Valsalva maneuver and heart murmurs

The hemodynamic changes induced by the MV help with auscultation in the diagnosis between the different types of heart murmurs. When the systolic range and systemic blood pressure are reduced, the systolic murmurs of aortic and pulmonary stenosis and mitral and tricuspid insufficiency are reduced and the diastolic murmurs of aortic and pulmonary insufficiency and tricuspid and mitral stenosis reduce their intensity. Furthermore, the increase in the intensity of the murmurs during the execution of the MV in patients with obstructive hypertrophic cardiomyopathy distinguishes this type of murmur from other types of systolic murmurs, while the telesystolic murmur and the click of the mitral valve prolapse are
anticipated.

Valsalva maneuver and autonomic dysfunction

MV is used in the study of autonomic dysfunction by providing information on both the function of the sympathetic system and the parasympathetic system4, evaluating the pressure response to MV for the study of adrenergic function and using an index, the Valsalva ratio, for the study of the function. vagal. The Valsalva ratio is an index that allows an early detection of vagal dysfunction even in patients who still have to develop evident heart disease. It is given by the relationship between heart rate during phase IV of MV and heart rate during phase II. As a rule, there is an increase in heart rate during phase II as
response to the fall in blood pressure, while as a baroreflex response during phase IV an increase in blood pressure associated with a transient bradycardia is appreciated. In patients with autonomic dysfunction there is a loss of the increase in blood pressure and reflex bradycardia induced by MV.

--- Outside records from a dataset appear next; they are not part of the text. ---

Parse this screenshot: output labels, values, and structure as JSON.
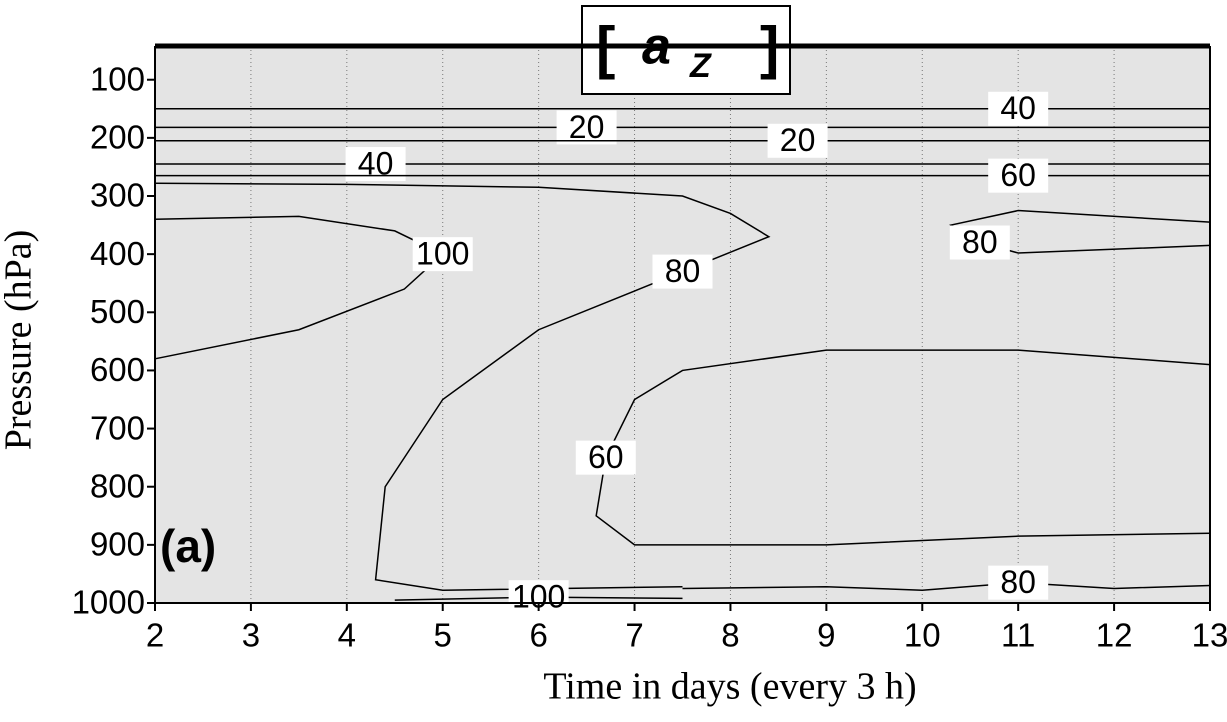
{
  "chart_data": {
    "type": "contour",
    "title": [
      "[",
      "a",
      "Z",
      "]"
    ],
    "panel_label": "(a)",
    "x_label": "Time in days (every 3 h)",
    "y_label": "Pressure (hPa)",
    "xlim": [
      2,
      13
    ],
    "xticks": [
      2,
      3,
      4,
      5,
      6,
      7,
      8,
      9,
      10,
      11,
      12,
      13
    ],
    "ylim": [
      1000,
      42
    ],
    "yticks": [
      100,
      200,
      300,
      400,
      500,
      600,
      700,
      800,
      900,
      1000
    ],
    "grid": true,
    "fill_color": "#e4e4e4",
    "line_color": "#000000",
    "contours": [
      {
        "level": 40,
        "x": [
          2,
          6,
          11,
          13
        ],
        "y": [
          150,
          150,
          150,
          150
        ]
      },
      {
        "level": 20,
        "x": [
          2,
          6.5,
          13
        ],
        "y": [
          182,
          182,
          182
        ]
      },
      {
        "level": 20,
        "x": [
          2,
          8.7,
          13
        ],
        "y": [
          205,
          205,
          205
        ]
      },
      {
        "level": 40,
        "x": [
          2,
          4.3,
          13
        ],
        "y": [
          245,
          245,
          245
        ]
      },
      {
        "level": 60,
        "x": [
          2,
          11,
          13
        ],
        "y": [
          265,
          265,
          265
        ]
      },
      {
        "level": 80,
        "x": [
          2,
          4,
          6,
          7.5,
          8,
          8.4,
          7.5,
          6,
          5,
          4.4,
          4.3,
          5,
          7.5
        ],
        "y": [
          278,
          280,
          285,
          300,
          330,
          370,
          430,
          530,
          650,
          800,
          960,
          978,
          972
        ]
      },
      {
        "level": 100,
        "x": [
          2,
          3.5,
          4.5,
          5,
          4.6,
          3.5,
          2
        ],
        "y": [
          340,
          335,
          360,
          400,
          460,
          530,
          580
        ]
      },
      {
        "level": 80,
        "x": [
          13,
          11,
          10.3,
          10.6,
          11,
          13
        ],
        "y": [
          345,
          325,
          350,
          380,
          398,
          385
        ]
      },
      {
        "level": 60,
        "x": [
          13,
          11,
          9,
          7.5,
          7,
          6.7,
          6.6,
          7,
          9,
          11,
          13
        ],
        "y": [
          590,
          565,
          565,
          600,
          650,
          750,
          850,
          900,
          900,
          885,
          880
        ]
      },
      {
        "level": 80,
        "x": [
          7.5,
          9,
          10,
          11,
          12,
          13
        ],
        "y": [
          975,
          972,
          978,
          965,
          975,
          970
        ]
      },
      {
        "level": 100,
        "x": [
          4.5,
          6,
          7.5
        ],
        "y": [
          995,
          990,
          992
        ]
      }
    ]
  }
}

Valsalva maneuver and arrhythmias

MV leads to an increase in vagal tone and slows the conduction and refractoriness of the atrioventricular node. In this way, this maneuver allows to: a) transiently reduce the heart rate in cases of sinus tachycardia by acting on the discharge rate of the sinus-atrial node; b) stop episodes of tachycardia from re-entry at the level of the atrioventricular node and atrioventricular re-entry; c) slatentizing (without interrupting) cases of paroxysmal supraventricular tachycardia, flutter and atrial fibrillation. In contrast, MV has no effect on ventricular tachycardia.

Valsalva maneuver and heart failure

In the evaluation of the patient with heart failure, the execution of the MV in bed of the patient is of great help allowing to document the possible presence of ventricular dysfunction. In fact, the blood pressure response correlates well with functional capacity, plasma levels of neurormones and cardiac hemodynamics, also providing useful prognostic information. In addition, the MV can also be used in the patient’s bed in association with vascular ultrasound by evaluating the changes in the area of ​​the transverse section of the internal jugular vein in order to obtain an indirect measurement of the central venous pressure. In this way it is possible to significantly limit the use of invasive procedures for measuring the right atrial pressure and monitor the management of the patient with heart failure.